Süleymaniye Külliyesi'ni aynı sözlerle tanımlamak gerekir.

Süleymaniye muhteşem bir sitedir.

Osmanlı şehrinde anıtlar eski Roma'da ve Hıristiyan Batı'da olduğu gibi çevresi boş, insanlardan ve binalardan uzakta yer almaz. Mahallenin parçasıdır. Küçük evlerin, dar sokakların birleştiği bir noktada yavaş yavaş yükselir.

Yedi tepeden birinin üzerine kurulu olan Süleymaniye de böyledir.

Uzaktan bakıldığında şehrin siluetini büyük bir görkemle oluşturur.

Yakından bakıldığında külliyeyi oluşturan bütün yapılar, merkezdeki camiden dört bir yana ve aşağıya doğru bir çağlayan gibi dökülür, evlerle, sokaklarla, insanlarla kaynaşır, şehrin içine dalıp kaybolur.

Eski zamanlarda Süleymaniye tıp mektebiyle, türbeleriyle, dükkanlarıyla, çeşmeleriyle, kervansarayıyla, medreseleriyle sadece ibadeti değil, hayatın bütün yönlerini kucaklayan, toplumun kalbinin attığı bir merkezdi.

Bir tarihi eser değildi, hayatın parçasıydı.

Sadece ibadet edilen büyük bir cami değildi, dindışı hayatın da bir parçasıydı.

Şimdi artık böyle olmadığı için mi bu hale düştü?

Bir başka soru: Niçin ülkemizde bu kadar çok mezarlık tahrib ediliyor?

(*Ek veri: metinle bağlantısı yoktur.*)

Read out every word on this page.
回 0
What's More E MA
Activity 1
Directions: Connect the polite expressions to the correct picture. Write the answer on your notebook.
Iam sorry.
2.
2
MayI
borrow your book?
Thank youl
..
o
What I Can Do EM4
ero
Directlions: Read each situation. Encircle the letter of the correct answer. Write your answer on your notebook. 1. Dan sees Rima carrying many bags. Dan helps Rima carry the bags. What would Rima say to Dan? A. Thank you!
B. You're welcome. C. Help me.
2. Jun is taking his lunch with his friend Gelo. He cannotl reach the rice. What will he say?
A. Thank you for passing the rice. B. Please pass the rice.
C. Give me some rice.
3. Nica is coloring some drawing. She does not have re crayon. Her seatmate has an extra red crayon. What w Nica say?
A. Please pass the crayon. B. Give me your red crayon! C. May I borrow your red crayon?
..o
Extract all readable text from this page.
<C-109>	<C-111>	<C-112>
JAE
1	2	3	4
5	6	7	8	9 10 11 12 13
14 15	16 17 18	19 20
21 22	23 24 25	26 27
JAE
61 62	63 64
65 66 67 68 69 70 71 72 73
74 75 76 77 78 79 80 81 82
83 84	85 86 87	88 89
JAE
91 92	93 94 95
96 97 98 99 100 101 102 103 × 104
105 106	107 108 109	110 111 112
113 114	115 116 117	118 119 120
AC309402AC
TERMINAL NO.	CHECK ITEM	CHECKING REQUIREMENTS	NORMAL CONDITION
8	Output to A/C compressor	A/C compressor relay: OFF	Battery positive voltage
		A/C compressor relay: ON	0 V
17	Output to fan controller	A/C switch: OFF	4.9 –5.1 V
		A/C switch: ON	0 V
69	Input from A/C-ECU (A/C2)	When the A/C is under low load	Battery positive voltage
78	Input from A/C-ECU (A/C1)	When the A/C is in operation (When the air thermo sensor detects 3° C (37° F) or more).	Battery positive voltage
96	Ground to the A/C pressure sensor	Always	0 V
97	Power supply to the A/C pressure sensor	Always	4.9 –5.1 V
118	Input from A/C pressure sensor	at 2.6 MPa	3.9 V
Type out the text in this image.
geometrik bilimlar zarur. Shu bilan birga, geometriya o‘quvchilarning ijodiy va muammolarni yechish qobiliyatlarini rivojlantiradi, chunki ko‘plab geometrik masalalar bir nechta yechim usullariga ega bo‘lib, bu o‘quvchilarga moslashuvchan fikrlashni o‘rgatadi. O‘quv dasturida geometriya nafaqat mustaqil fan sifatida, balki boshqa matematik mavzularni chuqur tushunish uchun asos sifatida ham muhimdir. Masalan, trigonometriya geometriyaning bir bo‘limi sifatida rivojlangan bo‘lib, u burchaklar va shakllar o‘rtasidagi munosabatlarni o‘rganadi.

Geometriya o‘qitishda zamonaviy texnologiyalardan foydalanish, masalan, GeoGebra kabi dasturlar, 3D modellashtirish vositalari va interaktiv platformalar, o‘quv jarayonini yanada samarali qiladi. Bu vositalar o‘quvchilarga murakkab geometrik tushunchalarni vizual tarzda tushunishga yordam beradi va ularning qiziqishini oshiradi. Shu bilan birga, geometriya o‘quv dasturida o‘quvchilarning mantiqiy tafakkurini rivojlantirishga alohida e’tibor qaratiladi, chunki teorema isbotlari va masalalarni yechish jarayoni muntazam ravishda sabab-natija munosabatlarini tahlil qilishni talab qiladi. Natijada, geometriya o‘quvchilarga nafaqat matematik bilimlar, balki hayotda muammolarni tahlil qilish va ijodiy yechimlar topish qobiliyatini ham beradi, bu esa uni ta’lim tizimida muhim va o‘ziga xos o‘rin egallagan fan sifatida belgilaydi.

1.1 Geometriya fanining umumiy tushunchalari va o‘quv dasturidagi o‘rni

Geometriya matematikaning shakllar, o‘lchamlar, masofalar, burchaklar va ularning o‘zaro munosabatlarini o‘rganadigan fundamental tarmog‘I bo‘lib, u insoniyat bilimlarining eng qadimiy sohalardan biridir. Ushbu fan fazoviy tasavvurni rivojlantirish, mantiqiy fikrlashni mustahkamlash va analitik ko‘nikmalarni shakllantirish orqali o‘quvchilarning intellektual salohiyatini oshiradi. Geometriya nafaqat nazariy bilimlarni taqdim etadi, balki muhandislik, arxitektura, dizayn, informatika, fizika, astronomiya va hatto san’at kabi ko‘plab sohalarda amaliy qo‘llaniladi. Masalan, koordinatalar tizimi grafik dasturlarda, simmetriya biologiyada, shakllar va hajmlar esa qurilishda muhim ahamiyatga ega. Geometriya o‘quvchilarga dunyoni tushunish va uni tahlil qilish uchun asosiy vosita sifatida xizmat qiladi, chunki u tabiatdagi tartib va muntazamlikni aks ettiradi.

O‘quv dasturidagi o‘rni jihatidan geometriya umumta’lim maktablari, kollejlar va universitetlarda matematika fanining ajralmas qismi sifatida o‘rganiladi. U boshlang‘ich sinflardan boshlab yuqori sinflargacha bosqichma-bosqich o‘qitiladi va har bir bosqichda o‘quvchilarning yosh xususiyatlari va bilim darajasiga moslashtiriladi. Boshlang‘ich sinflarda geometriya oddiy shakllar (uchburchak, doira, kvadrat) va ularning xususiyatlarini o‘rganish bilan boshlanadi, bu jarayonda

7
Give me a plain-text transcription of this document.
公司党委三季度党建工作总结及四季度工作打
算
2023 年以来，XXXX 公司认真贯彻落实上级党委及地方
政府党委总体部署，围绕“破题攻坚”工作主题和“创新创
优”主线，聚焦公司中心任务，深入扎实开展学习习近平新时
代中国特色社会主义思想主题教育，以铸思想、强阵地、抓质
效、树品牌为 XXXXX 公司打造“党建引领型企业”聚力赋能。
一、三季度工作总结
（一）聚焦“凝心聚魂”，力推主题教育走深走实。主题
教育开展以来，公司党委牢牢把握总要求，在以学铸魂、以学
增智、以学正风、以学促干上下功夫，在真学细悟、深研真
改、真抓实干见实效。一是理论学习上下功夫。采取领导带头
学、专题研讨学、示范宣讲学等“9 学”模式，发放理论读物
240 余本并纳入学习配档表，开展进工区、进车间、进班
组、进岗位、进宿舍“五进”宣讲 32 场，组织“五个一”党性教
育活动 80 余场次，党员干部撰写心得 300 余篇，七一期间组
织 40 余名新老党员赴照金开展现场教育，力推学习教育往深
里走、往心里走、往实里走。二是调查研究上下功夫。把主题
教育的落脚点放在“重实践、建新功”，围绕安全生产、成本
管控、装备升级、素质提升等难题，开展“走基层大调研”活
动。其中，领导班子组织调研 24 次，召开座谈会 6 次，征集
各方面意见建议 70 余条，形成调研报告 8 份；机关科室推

Tarihimizdeki o tek tartışılmaz adamın türbesini bu yüzden mi sıkıştırıp eziyoruz?

Türkiye'nin her yerini kaplayan o çirkin, o sahte minareli (ucuna şerefe gibi bir çıkıntı yapılmış içi dolu beton bir direk) yeni camileri gördükçe, günümüzün en gözde mimari projesinin katlı otopark olduğunu farkettikçe, aklıma daha da kötü bir soru geliyor:

Yoksa bizimle O'nun arasında hiçbir bağ yok mu?

Belki de biz, iddialarımızın aksine Mimar Sinan'ın torunları filan değiliz: Onu yok etmeye çalışan yabancı işgalcileriz.